Large commercial banks previously couldn't afford to make small loans due to Haitian banking legislation. In 1990, Boisson spearheaded proposals for banking policy reforms to end legislation that strapped commercial banks by setting a ceiling on interest rates and by demanding they keep up to 70% of outstanding deposits in reserve. That meant that money was not available to be loaned out.
The proposals finally made their way through the Haitian Congress - after being shelved due to the 1991 military coup. But finally in 1995, Haiti's central bank lowered reserve requirements, making it feasible for banks lend to small entrepreneurs.

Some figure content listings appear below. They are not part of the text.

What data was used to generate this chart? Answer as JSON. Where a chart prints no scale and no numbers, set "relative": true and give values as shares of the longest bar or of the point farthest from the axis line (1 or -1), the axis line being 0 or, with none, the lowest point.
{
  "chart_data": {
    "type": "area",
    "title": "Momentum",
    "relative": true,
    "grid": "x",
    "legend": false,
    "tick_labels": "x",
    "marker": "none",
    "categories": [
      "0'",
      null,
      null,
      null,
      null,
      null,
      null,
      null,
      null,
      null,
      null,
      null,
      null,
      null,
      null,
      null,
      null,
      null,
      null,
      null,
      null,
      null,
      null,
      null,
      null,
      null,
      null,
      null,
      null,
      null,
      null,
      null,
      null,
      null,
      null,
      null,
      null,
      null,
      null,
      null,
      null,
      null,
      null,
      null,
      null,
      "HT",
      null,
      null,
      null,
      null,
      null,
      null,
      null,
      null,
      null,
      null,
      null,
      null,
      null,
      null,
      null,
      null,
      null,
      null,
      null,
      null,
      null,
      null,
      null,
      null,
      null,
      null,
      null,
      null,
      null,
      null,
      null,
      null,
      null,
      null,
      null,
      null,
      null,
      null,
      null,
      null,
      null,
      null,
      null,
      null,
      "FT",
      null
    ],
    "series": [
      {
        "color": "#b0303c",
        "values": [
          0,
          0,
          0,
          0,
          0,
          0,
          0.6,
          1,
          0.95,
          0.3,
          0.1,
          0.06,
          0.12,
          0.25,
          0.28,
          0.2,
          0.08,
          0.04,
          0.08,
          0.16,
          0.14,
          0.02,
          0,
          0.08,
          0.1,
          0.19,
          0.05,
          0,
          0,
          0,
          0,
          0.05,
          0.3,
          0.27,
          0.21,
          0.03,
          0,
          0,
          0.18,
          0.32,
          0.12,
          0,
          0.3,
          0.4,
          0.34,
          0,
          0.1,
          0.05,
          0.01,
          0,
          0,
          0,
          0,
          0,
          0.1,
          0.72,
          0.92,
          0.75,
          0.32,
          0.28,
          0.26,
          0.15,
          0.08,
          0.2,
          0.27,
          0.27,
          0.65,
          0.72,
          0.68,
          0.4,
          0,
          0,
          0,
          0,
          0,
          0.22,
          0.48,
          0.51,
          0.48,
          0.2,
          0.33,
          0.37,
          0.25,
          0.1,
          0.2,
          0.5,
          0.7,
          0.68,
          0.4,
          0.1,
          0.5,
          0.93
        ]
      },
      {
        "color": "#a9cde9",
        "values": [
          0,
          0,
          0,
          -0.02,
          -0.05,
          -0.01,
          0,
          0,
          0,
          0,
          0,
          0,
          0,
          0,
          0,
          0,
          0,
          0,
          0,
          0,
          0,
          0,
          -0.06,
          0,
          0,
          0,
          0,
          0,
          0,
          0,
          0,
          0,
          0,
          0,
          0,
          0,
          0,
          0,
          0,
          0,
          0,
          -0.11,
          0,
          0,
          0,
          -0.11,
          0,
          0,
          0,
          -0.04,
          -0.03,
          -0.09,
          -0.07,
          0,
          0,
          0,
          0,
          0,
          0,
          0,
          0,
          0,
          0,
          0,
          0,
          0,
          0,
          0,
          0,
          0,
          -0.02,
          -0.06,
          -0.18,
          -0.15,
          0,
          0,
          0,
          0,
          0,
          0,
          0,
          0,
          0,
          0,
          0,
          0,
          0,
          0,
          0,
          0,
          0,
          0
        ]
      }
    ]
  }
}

Boisson lobbied Sogebank, the nation's largest bank where he served as chief economist to open up a micro-finance arm known as Sogesol. It opened for business in August 2000 and currently has 6,500 clients. Boisson, who serves as its President, aims to have 25, 000 clients within four years.
There are still big challenges. The industry is not regulated: "The market is growing faster than regulation to protect the market," says Boisson. "We don't have a credit bureau." That, he notes, can make it difficult to recognize an over-indebted client, for example.
Boisson, who says he loves the idea of making himself useful to the community, was instilled with a sense of public service through his Jesuit schooling, where charity and being charitable were important notions. After working in both the ministries of health and finance, he came to Kennedy School as a Mason Fellow.
He has successfully lobbied Sogebank to set up a scholarship to send high-level Haitian government workers to the Kennedy School. "The main problem in Haiti is governance," Boisson says, joking that he'd like to see a Kennedy School 'mafia' in Haiti. In order for governance to improve, he says, "People need to speak the same language."